Simonetta starrte auf die alte Frau, die vor ihrer Haustür auf einem Wäscheständer Handtücher aufhängte, sich zum Korb hinunterbeugte und ein paar Klammern herausholte. Aufrecht, bekleidet nur mit einer geblümten Kittelschürze, stand sie da, strich sich die grauen Haare zurück, die sich aus dem Knoten gelöst hatten.

Als Iphigenia Arisi den Blick spürte, drehte sie sich um, doch der Innenhof war leer, und in der Toreinfahrt stand niemand.

 

Sie hatte es nicht gekonnt. Selbst nach so vielen Jahren war Simonetta nicht fähig gewesen, auf ihre Mutter zuzugehen und sie um ein Gespräch zu bitten.

Ein paar Häuser weiter lehnte sie sich gegen die Mauer, die sich in ihrem Rücken kühl anfühlte. Langsam rutschte sie an ihr entlang, bis sie auf dem Boden kauerte. Sie bemerkte die erstaunten Blicke der Passanten nicht, die sich nach der eleganten Frau umdrehten, das Gesicht versteckt hinter einer großen Sonnenbrille und einem schwarzen Sonnenhut. Sie blieb einfach sitzen, ballte die Fäuste und presste die Lippen zusammen. Dort im Innenhof stand die Frau, die mit angesehen, die es geduldet hatte, dass ihre Töchter gedemütigt und geschlagen wurden und dass ihr Mann es als seine Aufgabe ansah, den Willen der Töchter zu brechen.

Frauen müssen gehorchen lernen.

Mehrmals war sie seit ihrer Rückkehr nach Rom schon hier gewesen, war durch den Hof gegangen, hatte geklopft und gerufen. Doch es war immer still geblieben.

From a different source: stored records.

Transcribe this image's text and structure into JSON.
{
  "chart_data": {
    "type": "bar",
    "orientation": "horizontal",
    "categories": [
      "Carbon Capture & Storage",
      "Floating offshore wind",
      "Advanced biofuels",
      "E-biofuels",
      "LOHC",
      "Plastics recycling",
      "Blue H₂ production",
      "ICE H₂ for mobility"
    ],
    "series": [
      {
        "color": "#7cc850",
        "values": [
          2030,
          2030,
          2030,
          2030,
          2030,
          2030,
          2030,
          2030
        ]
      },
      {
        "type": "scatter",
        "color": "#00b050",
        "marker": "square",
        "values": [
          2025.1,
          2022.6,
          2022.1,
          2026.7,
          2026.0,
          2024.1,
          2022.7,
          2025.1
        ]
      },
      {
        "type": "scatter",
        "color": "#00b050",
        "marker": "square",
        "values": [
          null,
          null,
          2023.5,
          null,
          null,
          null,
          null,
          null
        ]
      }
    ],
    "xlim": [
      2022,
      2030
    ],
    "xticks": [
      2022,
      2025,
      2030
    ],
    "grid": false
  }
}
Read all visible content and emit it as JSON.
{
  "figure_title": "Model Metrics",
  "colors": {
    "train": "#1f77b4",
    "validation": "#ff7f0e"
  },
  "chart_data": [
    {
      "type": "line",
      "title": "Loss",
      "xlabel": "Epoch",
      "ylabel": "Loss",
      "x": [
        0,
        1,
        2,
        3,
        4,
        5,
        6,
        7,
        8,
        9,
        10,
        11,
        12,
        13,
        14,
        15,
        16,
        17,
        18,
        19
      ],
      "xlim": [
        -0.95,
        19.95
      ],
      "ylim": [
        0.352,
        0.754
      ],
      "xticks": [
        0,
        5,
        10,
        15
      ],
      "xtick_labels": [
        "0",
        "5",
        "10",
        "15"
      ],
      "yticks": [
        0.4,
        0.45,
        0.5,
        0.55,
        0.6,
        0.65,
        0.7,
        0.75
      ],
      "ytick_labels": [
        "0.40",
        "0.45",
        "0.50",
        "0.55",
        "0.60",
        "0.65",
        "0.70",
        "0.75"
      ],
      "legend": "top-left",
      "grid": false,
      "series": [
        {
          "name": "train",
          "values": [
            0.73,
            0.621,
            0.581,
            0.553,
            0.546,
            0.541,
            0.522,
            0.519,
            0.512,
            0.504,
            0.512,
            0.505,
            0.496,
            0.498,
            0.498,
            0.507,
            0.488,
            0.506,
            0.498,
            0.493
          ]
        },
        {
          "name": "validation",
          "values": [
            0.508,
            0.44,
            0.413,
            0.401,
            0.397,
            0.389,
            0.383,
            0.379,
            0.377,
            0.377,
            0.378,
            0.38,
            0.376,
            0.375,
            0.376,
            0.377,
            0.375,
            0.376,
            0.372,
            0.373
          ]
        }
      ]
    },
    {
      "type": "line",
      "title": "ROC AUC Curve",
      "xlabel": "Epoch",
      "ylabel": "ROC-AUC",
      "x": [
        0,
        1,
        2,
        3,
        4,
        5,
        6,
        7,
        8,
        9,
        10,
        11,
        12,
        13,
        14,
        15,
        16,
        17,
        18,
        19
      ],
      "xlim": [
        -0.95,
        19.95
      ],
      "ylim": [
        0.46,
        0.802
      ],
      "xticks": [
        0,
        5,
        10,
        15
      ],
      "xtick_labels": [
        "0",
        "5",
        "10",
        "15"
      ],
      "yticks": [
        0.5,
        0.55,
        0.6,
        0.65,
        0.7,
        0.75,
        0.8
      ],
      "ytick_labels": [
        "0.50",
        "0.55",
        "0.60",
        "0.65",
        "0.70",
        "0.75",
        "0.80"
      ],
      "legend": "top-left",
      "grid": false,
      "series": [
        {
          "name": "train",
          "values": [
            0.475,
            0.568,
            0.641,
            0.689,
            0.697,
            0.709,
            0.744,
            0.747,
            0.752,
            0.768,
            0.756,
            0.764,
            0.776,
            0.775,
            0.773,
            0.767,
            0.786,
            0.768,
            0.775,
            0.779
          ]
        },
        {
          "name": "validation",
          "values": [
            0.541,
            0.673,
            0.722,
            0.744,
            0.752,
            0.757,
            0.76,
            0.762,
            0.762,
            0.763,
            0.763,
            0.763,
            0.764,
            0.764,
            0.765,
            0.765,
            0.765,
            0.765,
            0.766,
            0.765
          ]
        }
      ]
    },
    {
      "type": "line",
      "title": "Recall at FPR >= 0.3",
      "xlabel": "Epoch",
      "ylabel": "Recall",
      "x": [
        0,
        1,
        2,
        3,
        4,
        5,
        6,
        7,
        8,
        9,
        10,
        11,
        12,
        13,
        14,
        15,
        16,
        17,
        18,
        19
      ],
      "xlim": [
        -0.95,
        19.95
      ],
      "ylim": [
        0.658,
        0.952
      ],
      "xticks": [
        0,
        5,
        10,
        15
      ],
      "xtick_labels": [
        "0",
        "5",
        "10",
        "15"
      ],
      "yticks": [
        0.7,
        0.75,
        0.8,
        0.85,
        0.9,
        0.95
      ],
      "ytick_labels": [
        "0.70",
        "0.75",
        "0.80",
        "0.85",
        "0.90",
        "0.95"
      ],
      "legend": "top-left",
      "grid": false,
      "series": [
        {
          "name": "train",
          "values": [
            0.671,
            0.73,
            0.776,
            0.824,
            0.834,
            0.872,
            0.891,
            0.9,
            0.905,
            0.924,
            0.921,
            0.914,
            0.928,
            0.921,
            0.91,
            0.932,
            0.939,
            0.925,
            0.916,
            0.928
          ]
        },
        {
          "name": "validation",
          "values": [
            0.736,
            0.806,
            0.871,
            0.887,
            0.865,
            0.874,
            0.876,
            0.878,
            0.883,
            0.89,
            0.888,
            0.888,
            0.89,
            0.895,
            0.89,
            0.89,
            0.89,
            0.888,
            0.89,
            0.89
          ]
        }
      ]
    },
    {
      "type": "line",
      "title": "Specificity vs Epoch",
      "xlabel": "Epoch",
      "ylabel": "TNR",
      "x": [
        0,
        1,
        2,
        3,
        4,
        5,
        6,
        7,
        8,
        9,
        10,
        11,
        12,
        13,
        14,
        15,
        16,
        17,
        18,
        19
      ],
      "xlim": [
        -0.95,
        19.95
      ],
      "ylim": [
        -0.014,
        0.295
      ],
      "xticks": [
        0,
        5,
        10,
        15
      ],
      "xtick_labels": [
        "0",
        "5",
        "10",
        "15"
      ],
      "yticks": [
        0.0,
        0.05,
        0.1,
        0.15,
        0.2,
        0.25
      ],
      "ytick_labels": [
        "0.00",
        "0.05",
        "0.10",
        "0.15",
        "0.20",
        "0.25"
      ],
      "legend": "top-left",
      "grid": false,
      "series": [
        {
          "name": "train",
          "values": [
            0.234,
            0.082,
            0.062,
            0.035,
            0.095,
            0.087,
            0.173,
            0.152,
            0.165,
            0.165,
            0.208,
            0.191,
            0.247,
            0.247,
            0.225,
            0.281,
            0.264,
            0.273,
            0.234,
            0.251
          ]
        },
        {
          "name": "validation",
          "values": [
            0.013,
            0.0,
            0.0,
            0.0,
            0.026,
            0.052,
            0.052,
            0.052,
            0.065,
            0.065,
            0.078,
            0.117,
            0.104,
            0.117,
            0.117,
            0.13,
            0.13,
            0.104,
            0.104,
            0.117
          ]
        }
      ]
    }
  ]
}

Dann kam ein Brief des Anwalts Bellini. Er zeige an, dass Signora Iphigenia Arisi ihn mit der Wahrnehmung ihrer Interessen beauftragt habe. Avvocato Bellini forderte Simonetta im Namen seiner Mandantin auf, keinen weiteren Versuch einer Kontaktaufnahme zu unternehmen. Die Signora habe vor Jahren ihre Pflicht als Mutter erfüllt und mit diesem Teil ihres Lebens abgeschlossen.

Trotzdem war sie heute spontan hierhergekommen und hatte sie gesehen, hatte diese alte Frau gesehen, Iphigenia Arisi – ihre Mutter.

Eine harte Frau, die ihre Entscheidung getroffen hatte. Simonetta ahnte, sie würde sie niemals revidieren.

Langsam zog sich Simonetta wieder hoch, winkte einem Taxi und fuhr zurück zur Spanischen Treppe, doch dann überlegte sie es sich anders und fuhr weiter in die Via Veneto zu Luigi. Sie brauchte jetzt die vielen Leute, ihr Lachen, ein Glas Weißwein und einen Teller Pasta, den Luigi für sie in der Küche selbst zubereiten würde.